Inspired by his own suburban life in Pensacola, Florida, [Ray] Oldenburg explored the role that restaurants and cafés, among other spots, play in our social fabric and civic life. He saw these third places appearing throughout history, from the agora (public squares) of Greek democracy to the taverns that fomented the American Revolution.
To create a proper third place, explains Karen Christensen, a writer and editor who enjoyed a multi-decade friendship and collaboration with Oldenburg, “you almost always need tables, some kind of food, and it can’t be too expensive.” She continues: “In third places, talking is the key, and if you’re worried about being pushed out the door or about the prices, you’re not going to relax.” Barbershops, churches, and libraries are all third places, too, and there was even a time in the 20th century when post offices were a popular hangout, Christensen notes. But as these sites recede—and U.S. cities remove benches from parks—the prospect of having a lengthy, inexpensive meetup with friends exists almost nowhere today but at low-cost restaurants.
And if those restaurants don’t have seats—if their app experience is more or less the only experience—they aren’t really a place for us at all. Swing by a Starbucks flooded with mobile orders, and you’ll see just how insignificant the third place has become. It’s why, earlier this year, when Schultz returned to Starbucks and announced a new initiative, an “authentic digital third place” of pixel-built NFTs and other digital rewards, Christensen rolled her eyes.
Longing for a mall
What’s left? A recent article tells us that Target stores are now a third place for pre-teens, even though they have to stand around or wander around, and presumably have to have their parents drive them there. The author writes:
My daughter and her preteen friends hang out at Target. Not to go shopping; they just walk its aisles in herds, cruise the place, look for other groups of preteens. Maybe get trinkets. The big red bullseye has become their social space. They will come of age right next to the shampoo and the affordable clothes and the TP.

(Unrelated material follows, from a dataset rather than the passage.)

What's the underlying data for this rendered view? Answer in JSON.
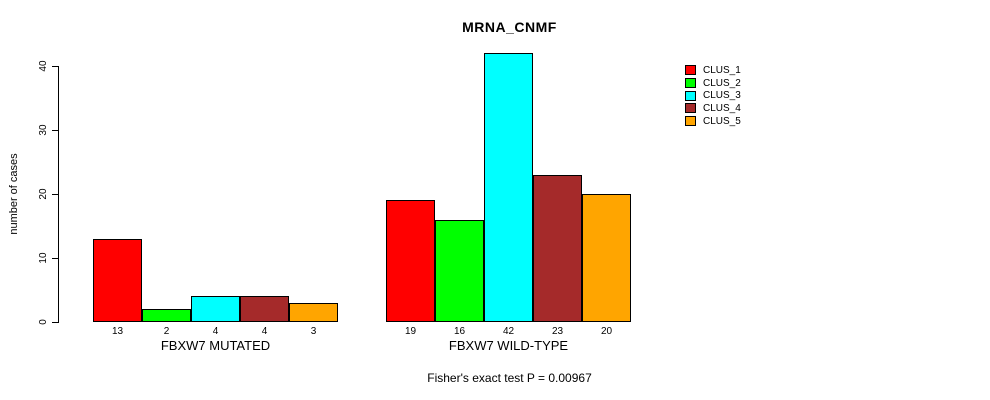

I can’t tell you how sad this makes me. These kids have tech that makes Atari game systems look like cave paintings from the Mr. Belvedere era. Plenty of diseases have been eradicated or tamed for them. But their third places really, really suck.
This reminded me of the controversy in China when retired Chinese people discovered IKEA cafeterias. In the past, there were inexpensive eateries and even “hot-water” houses where residents could bring their own cup and tea leaves. But the concept of a third place is becoming known in China, as you can see from this photo, sent by the person working on a translation of our book.
Pull up a chair
San Francisco’s doom loop may be something distinct, but the loss of seating is a similar process: we have fewer places to gather, so we become less comfortable with strangers, more isolated, and lonelier, and in many cases more vulnerable to online and TV propaganda. I used to say “Bring back the trains,” but today I’m thinking about how to “Bring back the chairs.”
Here’s a bit from a marvelous, inspiring little book called City Comforts:
… we landed in Seattle. The sky was typical gray. It was a letdown to be back. I started comparing about how shabby the city looked and how Seattle’s built environment in no way measures up to the brilliance of its natural setting.
My friend agreed and then, in her absolutely sincere and comically perverse way, turned and said, “Which leaves us a tremendous opportunity to improve things. It’s not as though we live in Paris - what would we do then?”
The first nest of bluebirds has already fledged (flown). I knew the last baby was gone when I saw a wren going into the box. Bird housing, too, is in short supply, so I’ve put up a second bluebird box.